Édité par Alessi (Italie) • 70 €
Philippe Starck, Presse-agrumes Juicy Salif, 1990
David Chipperfield • 2019
Après avoir produit des années durant des cafetières verseuses, dont la Bombé, Alessi passera à l’espresso en 1979 avec la 9090 dessinée par Richard Sapper, best-seller absolu. Suivront Aldo Rossi en 1983 avec la Conica, puis en 1988 avec la Cupola ; Michael Graves avec la Pelicano (1995), Piero Lissoni avec la Pina (2006). Il y aura ensuite Wiel Arets avec la Coffee.it (2008), Michele De Lucchi avec la Pulcina développée avec Illy (2015) ou encore Mario Trimarchi avec l’Ossidiana. Ultime star en exercice : David Chipperfield avec la Moka qui reprend la silhouette facettée de la tutélaire Bialetti.
Éditée par Alessi (Italie) • à partir de 28 €
David Chipperfield, Cafetière Moka, 2019
Matteo Thun • 1992
Trieste, 1991. Il signore Illy, PDG de la firme de café éponyme, commande au designer Matteo Thun le dessin d’une tasse à espresso définie comme « la meilleure tasse pour le meilleur café ». Cible visée : les centaines de milliers d’établissements qui servent du café Illy. Ancien élève de Kokoschka à Salzbourg, ex-pilier du groupe Memphis, Thun est un touche-à-tout talentueux. Sa tasse idéale, fabriquée en masse par le porcelainier industriel milanais IPA, est à ce jour la plus copiée dans le monde. Et aussi la plus volée. D’où l’idée de la vendre dès 1992 sous label « Illy Art Collection », véritable musée à boire. Une association design + art contemporain à bon prix !
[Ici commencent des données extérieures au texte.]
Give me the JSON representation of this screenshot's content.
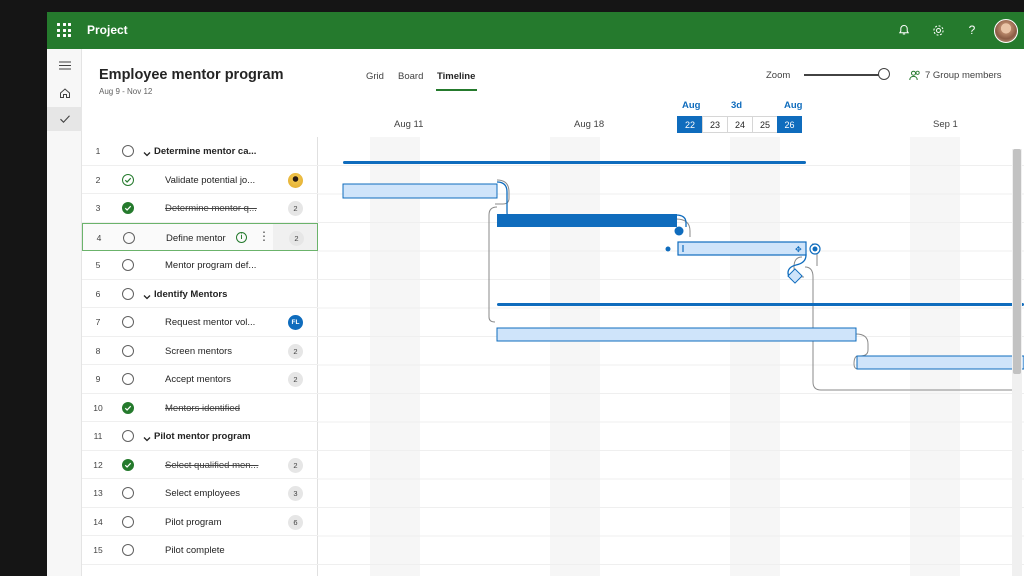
{
  "app": {
    "title": "Project"
  },
  "project": {
    "title": "Employee mentor program",
    "dates": "Aug 9 - Nov 12"
  },
  "views": [
    {
      "label": "Grid",
      "active": false
    },
    {
      "label": "Board",
      "active": false
    },
    {
      "label": "Timeline",
      "active": true
    }
  ],
  "zoom": {
    "label": "Zoom",
    "level": 1.0
  },
  "members": {
    "label": "7 Group members"
  },
  "timeline": {
    "date_labels": [
      "Aug 11",
      "Aug 18",
      "Sep 1"
    ],
    "zoom_months": [
      "Aug",
      "3d",
      "Aug"
    ],
    "days": [
      {
        "label": "22",
        "selected": true
      },
      {
        "label": "23",
        "selected": false
      },
      {
        "label": "24",
        "selected": false
      },
      {
        "label": "25",
        "selected": false
      },
      {
        "label": "26",
        "selected": true
      }
    ]
  },
  "tasks": [
    {
      "num": "1",
      "name": "Determine mentor ca...",
      "summary": true,
      "status": "open",
      "struck": false,
      "badge": ""
    },
    {
      "num": "2",
      "name": "Validate potential jo...",
      "summary": false,
      "status": "partial",
      "struck": false,
      "badge": "photo"
    },
    {
      "num": "3",
      "name": "Determine mentor q...",
      "summary": false,
      "status": "done",
      "struck": true,
      "badge": "2"
    },
    {
      "num": "4",
      "name": "Define mentor",
      "summary": false,
      "status": "open",
      "struck": false,
      "badge": "2",
      "focused": true
    },
    {
      "num": "5",
      "name": "Mentor program def...",
      "summary": false,
      "status": "open",
      "struck": false,
      "badge": ""
    },
    {
      "num": "6",
      "name": "Identify Mentors",
      "summary": true,
      "status": "open",
      "struck": false,
      "badge": ""
    },
    {
      "num": "7",
      "name": "Request mentor vol...",
      "summary": false,
      "status": "open",
      "struck": false,
      "badge": "FL"
    },
    {
      "num": "8",
      "name": "Screen mentors",
      "summary": false,
      "status": "open",
      "struck": false,
      "badge": "2"
    },
    {
      "num": "9",
      "name": "Accept mentors",
      "summary": false,
      "status": "open",
      "struck": false,
      "badge": "2"
    },
    {
      "num": "10",
      "name": "Mentors identified",
      "summary": false,
      "status": "done",
      "struck": true,
      "badge": ""
    },
    {
      "num": "11",
      "name": "Pilot mentor program",
      "summary": true,
      "status": "open",
      "struck": false,
      "badge": ""
    },
    {
      "num": "12",
      "name": "Select qualified men...",
      "summary": false,
      "status": "done",
      "struck": true,
      "badge": "2"
    },
    {
      "num": "13",
      "name": "Select employees",
      "summary": false,
      "status": "open",
      "struck": false,
      "badge": "3"
    },
    {
      "num": "14",
      "name": "Pilot program",
      "summary": false,
      "status": "open",
      "struck": false,
      "badge": "6"
    },
    {
      "num": "15",
      "name": "Pilot complete",
      "summary": false,
      "status": "open",
      "struck": false,
      "badge": ""
    }
  ],
  "colors": {
    "brand": "#257a2d",
    "accent": "#0f6cbd",
    "bar_fill": "#cfe4fa",
    "bar_solid": "#0f6cbd"
  },
  "icons": {
    "bell": "bell-icon",
    "settings": "gear-icon",
    "help": "help-icon",
    "members": "people-icon"
  }
}
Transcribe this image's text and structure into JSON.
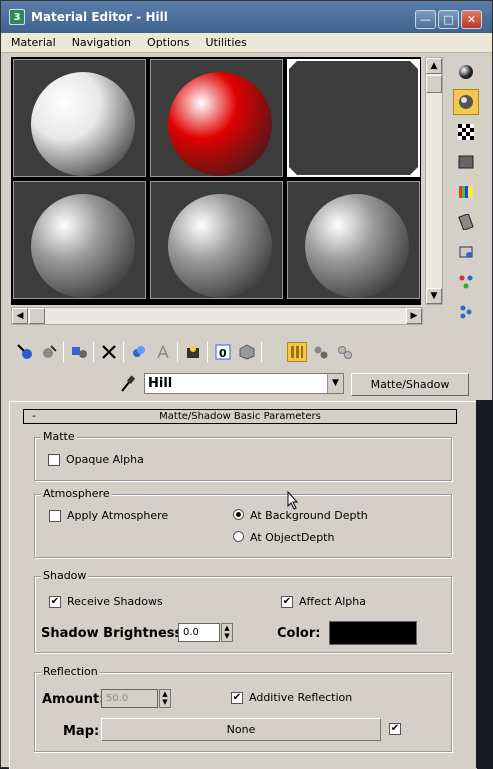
{
  "window": {
    "app_icon": "3",
    "title": "Material Editor - Hill",
    "minimize": "—",
    "maximize": "□",
    "close": "✕"
  },
  "menu": [
    "Material",
    "Navigation",
    "Options",
    "Utilities"
  ],
  "slots": [
    {
      "color": "#e8e8e8",
      "selected": false
    },
    {
      "color": "#e00000",
      "selected": false
    },
    {
      "color": "#3a3a3a",
      "selected": true,
      "empty": true
    },
    {
      "color": "#9a9a9a",
      "selected": false
    },
    {
      "color": "#9a9a9a",
      "selected": false
    },
    {
      "color": "#9a9a9a",
      "selected": false
    }
  ],
  "side_icons": [
    "sample-type-sphere-icon",
    "backlight-icon",
    "background-checker-icon",
    "sample-uv-tiling-icon",
    "video-color-check-icon",
    "make-preview-icon",
    "options-icon",
    "select-by-material-icon",
    "material-map-navigator-icon"
  ],
  "toolbar_icons": [
    "get-material-icon",
    "put-to-scene-icon",
    "assign-to-selection-icon",
    "reset-map-icon",
    "make-copy-icon",
    "make-unique-icon",
    "put-to-library-icon",
    "material-effects-channel-icon",
    "show-map-in-viewport-icon",
    "show-end-result-icon",
    "go-to-parent-icon",
    "go-forward-to-sibling-icon"
  ],
  "material_name": "Hill",
  "material_type": "Matte/Shadow",
  "rollout": {
    "toggle": "-",
    "title": "Matte/Shadow Basic Parameters"
  },
  "matte": {
    "title": "Matte",
    "opaque_alpha_label": "Opaque Alpha",
    "opaque_alpha": false
  },
  "atmosphere": {
    "title": "Atmosphere",
    "apply_label": "Apply Atmosphere",
    "apply": false,
    "bg_depth_label": "At Background Depth",
    "obj_depth_label": "At ObjectDepth",
    "selected": "At Background Depth"
  },
  "shadow": {
    "title": "Shadow",
    "receive_label": "Receive Shadows",
    "receive": true,
    "affect_alpha_label": "Affect Alpha",
    "affect_alpha": true,
    "brightness_label": "Shadow Brightness:",
    "brightness": "0.0",
    "color_label": "Color:",
    "color": "#000000"
  },
  "reflection": {
    "title": "Reflection",
    "amount_label": "Amount:",
    "amount": "50.0",
    "additive_label": "Additive Reflection",
    "additive": true,
    "map_label": "Map:",
    "map_value": "None",
    "map_enabled": true
  },
  "check_mark": "✔"
}
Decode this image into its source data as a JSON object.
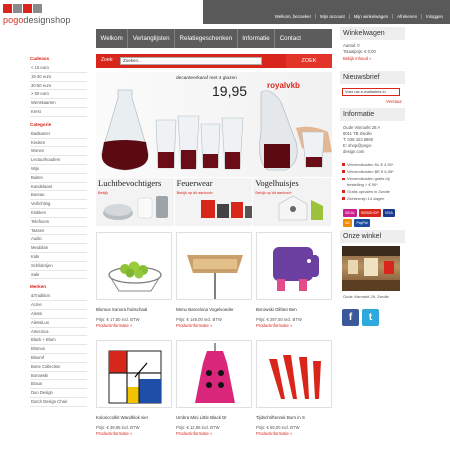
{
  "brand": {
    "name_prefix": "pogo",
    "name_suffix": "designshop",
    "block_colors": [
      "#d9261c",
      "#888888",
      "#d9261c",
      "#888888"
    ]
  },
  "top_links": [
    "Welkom, bezoeker",
    "Mijn account",
    "Mijn winkelwagen",
    "Afrekenen",
    "Inloggen"
  ],
  "nav": [
    "Welkom",
    "Verlanglijsten",
    "Relatiegeschenken",
    "Informatie",
    "Contact"
  ],
  "search": {
    "label": "Zoek:",
    "value": "Zoeken...",
    "button": "ZOEK"
  },
  "sidebar": {
    "cadeaus_title": "Cadeaus",
    "cadeaus": [
      "< 15 euro",
      "15-30 euro",
      "30-50 euro",
      "> 50 euro",
      "Wenskaarten",
      "Kerst"
    ],
    "categorie_title": "Categorie",
    "categorie": [
      "Badkamer",
      "Keuken",
      "Wonen",
      "Lectuurhouders",
      "Wijn",
      "Buiten",
      "Kandelaars",
      "Bureau",
      "Verlichting",
      "Klokken",
      "Telefoons",
      "Tassen",
      "Audio",
      "Meubilair",
      "Kids",
      "Schilderijen",
      "Sale"
    ],
    "merken_title": "Merken",
    "merken": [
      "&Tradition",
      "Acme",
      "Alessi",
      "AlessiLux",
      "Artecnica",
      "Black + Blum",
      "Blomus",
      "Bloomf",
      "Bone Collection",
      "Borowski",
      "Braun",
      "Duo Design",
      "Dutch Design Chair"
    ]
  },
  "cart": {
    "title": "Winkelwagen",
    "count_line": "Aantal: 0",
    "total_line": "Totaalprijs: € 0,00",
    "link": "Bekijk inhoud »"
  },
  "newsletter": {
    "title": "Nieuwsbrief",
    "placeholder": "Voer uw e-mailadres in",
    "send": "Verstuur"
  },
  "info": {
    "title": "Informatie",
    "lines": [
      "Oude Vismarkt 28 A",
      "8011 TB Zwolle",
      "T: 038 423 6880",
      "E: shop@pogo-",
      "design.com"
    ]
  },
  "usp": [
    "Verzendkosten NL € 4,95*",
    "Verzendkosten BE € 6,95*",
    "Verzendkosten gratis bij bestelling > € 50*",
    "Gratis ophalen in Zwolle",
    "Zichtermijn 14 dagen"
  ],
  "payments": [
    {
      "label": "iDEAL",
      "color": "#cc1f8f"
    },
    {
      "label": "WEBSHOP",
      "color": "#d9261c"
    },
    {
      "label": "VISA",
      "color": "#1a3a8f"
    },
    {
      "label": "MC",
      "color": "#f08a00"
    },
    {
      "label": "PayPal",
      "color": "#1b4d9e"
    }
  ],
  "shop": {
    "title": "Onze winkel",
    "caption": "Oude Vismarkt 26, Zwolle"
  },
  "social": [
    {
      "label": "f",
      "color": "#3b5998"
    },
    {
      "label": "t",
      "color": "#2fa8dc"
    }
  ],
  "hero": {
    "caption": "decanteerkaraf met 4 glazen",
    "price": "19,95",
    "brand": "royalvkb"
  },
  "tiles": [
    {
      "title": "Luchtbevochtigers",
      "sub": "Bekijk"
    },
    {
      "title": "Feuerwear",
      "sub": "Bekijk op dit aanbod»"
    },
    {
      "title": "Vogelhuisjes",
      "sub": "Bekijk op dit aanbod»"
    }
  ],
  "products": [
    {
      "name": "Blomus Sonora fruitschaal",
      "price": "Prijs: € 17,50 incl. BTW",
      "info": "Productinformatie »"
    },
    {
      "name": "Menu Barcelona Vogelvoeder",
      "price": "Prijs: € 149,00 incl. BTW",
      "info": "Productinformatie »"
    },
    {
      "name": "Borowski Olifant Ben",
      "price": "Prijs: € 297,50 incl. BTW",
      "info": "Productinformatie »"
    },
    {
      "name": "Koloriccolkit Wandklok vier",
      "price": "Prijs: € 39,95 incl. BTW",
      "info": "Productinformatie »"
    },
    {
      "name": "Umbra Mini Little Black Dr",
      "price": "Prijs: € 12,95 incl. BTW",
      "info": "Productinformatie »"
    },
    {
      "name": "Tijdschriftenrek Born in S",
      "price": "Prijs: € 59,00 incl. BTW",
      "info": "Productinformatie »"
    }
  ]
}
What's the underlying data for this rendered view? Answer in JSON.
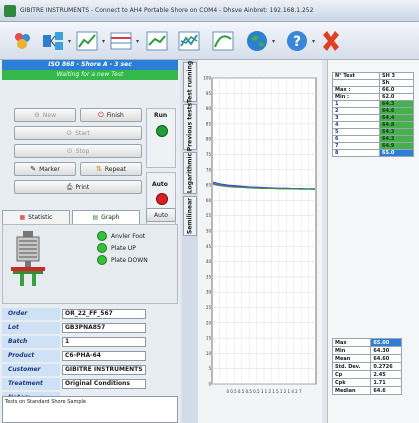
{
  "window": {
    "title": "GIBITRE INSTRUMENTS - Connect to AH4 Portable Shore on COM4 - Dhsve Ainbret: 192.168.1.252"
  },
  "toolbar": {
    "icons": [
      "people-icon",
      "network-icon",
      "chart-icon",
      "table-icon",
      "line-chart-icon",
      "multi-line-chart-icon",
      "curve-chart-icon",
      "globe-icon",
      "help-icon",
      "close-icon"
    ]
  },
  "header": {
    "test_title": "ISO 868 - Shore A - 3 sec",
    "status": "Waiting for a new Test"
  },
  "buttons": {
    "new": "New",
    "finish": "Finish",
    "start": "Start",
    "stop": "Stop",
    "marker": "Marker",
    "repeat": "Repeat",
    "print": "Print",
    "run": "Run",
    "auto_lbl": "Auto",
    "auto_btn": "Auto"
  },
  "tabs": {
    "statistic": "Statistic",
    "graph": "Graph"
  },
  "status": {
    "anvil": "Anvler Foot",
    "plate_up": "Plate UP",
    "plate_down": "Plate DOWN"
  },
  "info": {
    "order_key": "Order",
    "order": "OR_22_FF_567",
    "lot_key": "Lot",
    "lot": "GB3PNA857",
    "batch_key": "Batch",
    "batch": "1",
    "product_key": "Product",
    "product": "C6-PHA-64",
    "customer_key": "Customer",
    "customer": "GIBITRE INSTRUMENTS",
    "treatment_key": "Treatment",
    "treatment": "Original Conditions",
    "notes_key": "Notes:",
    "notes": "Tests on Standard Shore Sample"
  },
  "vtabs": {
    "test_running": "Test running",
    "previous_tests": "Previous tests",
    "logarithmic": "Logarithmic",
    "semilinear": "Semilinear"
  },
  "chart_data": {
    "type": "line",
    "y_ticks": [
      "100",
      "95",
      "90",
      "85",
      "80",
      "75",
      "70",
      "65",
      "60",
      "55",
      "50",
      "45",
      "40",
      "35",
      "30",
      "25",
      "20",
      "15",
      "10",
      "5",
      "0"
    ],
    "ylim": [
      0,
      100
    ],
    "x_tick_text": "0 0.5 0.5 0.5 0.5 1 1 2 1 5 1 2 1 4 2 7",
    "series": [
      {
        "color": "#2a55c8",
        "values": [
          66,
          65.4,
          65,
          64.8,
          64.6,
          64.4,
          64.3,
          64.2,
          64.1,
          64.0,
          64.0,
          63.9,
          63.9,
          63.8,
          63.8
        ]
      },
      {
        "color": "#8a2be2",
        "values": [
          65.6,
          65,
          64.7,
          64.5,
          64.3,
          64.2,
          64.1,
          64.0,
          63.9,
          63.9,
          63.8,
          63.8,
          63.7,
          63.7,
          63.7
        ]
      },
      {
        "color": "#2e9c3f",
        "values": [
          65.2,
          64.8,
          64.5,
          64.3,
          64.2,
          64.1,
          64.0,
          63.9,
          63.9,
          63.8,
          63.8,
          63.8,
          63.7,
          63.7,
          63.6
        ]
      }
    ]
  },
  "results": {
    "headers": [
      "N° Test",
      "SH 3",
      "Sh"
    ],
    "max_label": "Max :",
    "max": "66.0",
    "min_label": "Min :",
    "min": "62.0",
    "rows": [
      {
        "n": "1",
        "v": "64.3"
      },
      {
        "n": "2",
        "v": "64.6"
      },
      {
        "n": "3",
        "v": "64.4"
      },
      {
        "n": "4",
        "v": "64.8"
      },
      {
        "n": "5",
        "v": "64.3"
      },
      {
        "n": "6",
        "v": "64.3"
      },
      {
        "n": "7",
        "v": "64.9"
      },
      {
        "n": "8",
        "v": "65.0"
      }
    ]
  },
  "stats": [
    {
      "k": "Max",
      "v": "65.00"
    },
    {
      "k": "Min",
      "v": "64.30"
    },
    {
      "k": "Mean",
      "v": "64.60"
    },
    {
      "k": "Std. Dev.",
      "v": "0.2726"
    },
    {
      "k": "Cp",
      "v": "2.45"
    },
    {
      "k": "Cpk",
      "v": "1.71"
    },
    {
      "k": "Median",
      "v": "64.6"
    }
  ]
}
Éditée par Illy / IPA (Italie) • 35 € la paire
Matteo Thun, Tasse à café Illy, 1992
Kenji Ekuan • 1961
Dessinée en 1961 par le Japonais Kenji Ekuan (1929–2015), la carafe de sauce soja Kikkoman est une icône du design alimentaire mondial. Connu pour avoir dessiné le train Narita Express ou la moto Eve mécanique pour Yamaha, maître révéré du packaging et du logotype, Ekuan est aussi l’auteur de The Aesthetics of the Japanese Lunchbox. Légèrement retouchée, ce qui mit les puristes en rage, toujours coiffée d’un bouchon verseur bi-pôle zéro goutte, rouge ou vert selon la teneur en sel, la Kikkoman est évidemment exposée au MoMA de New York et s’achète en supermarché pour quelques euros.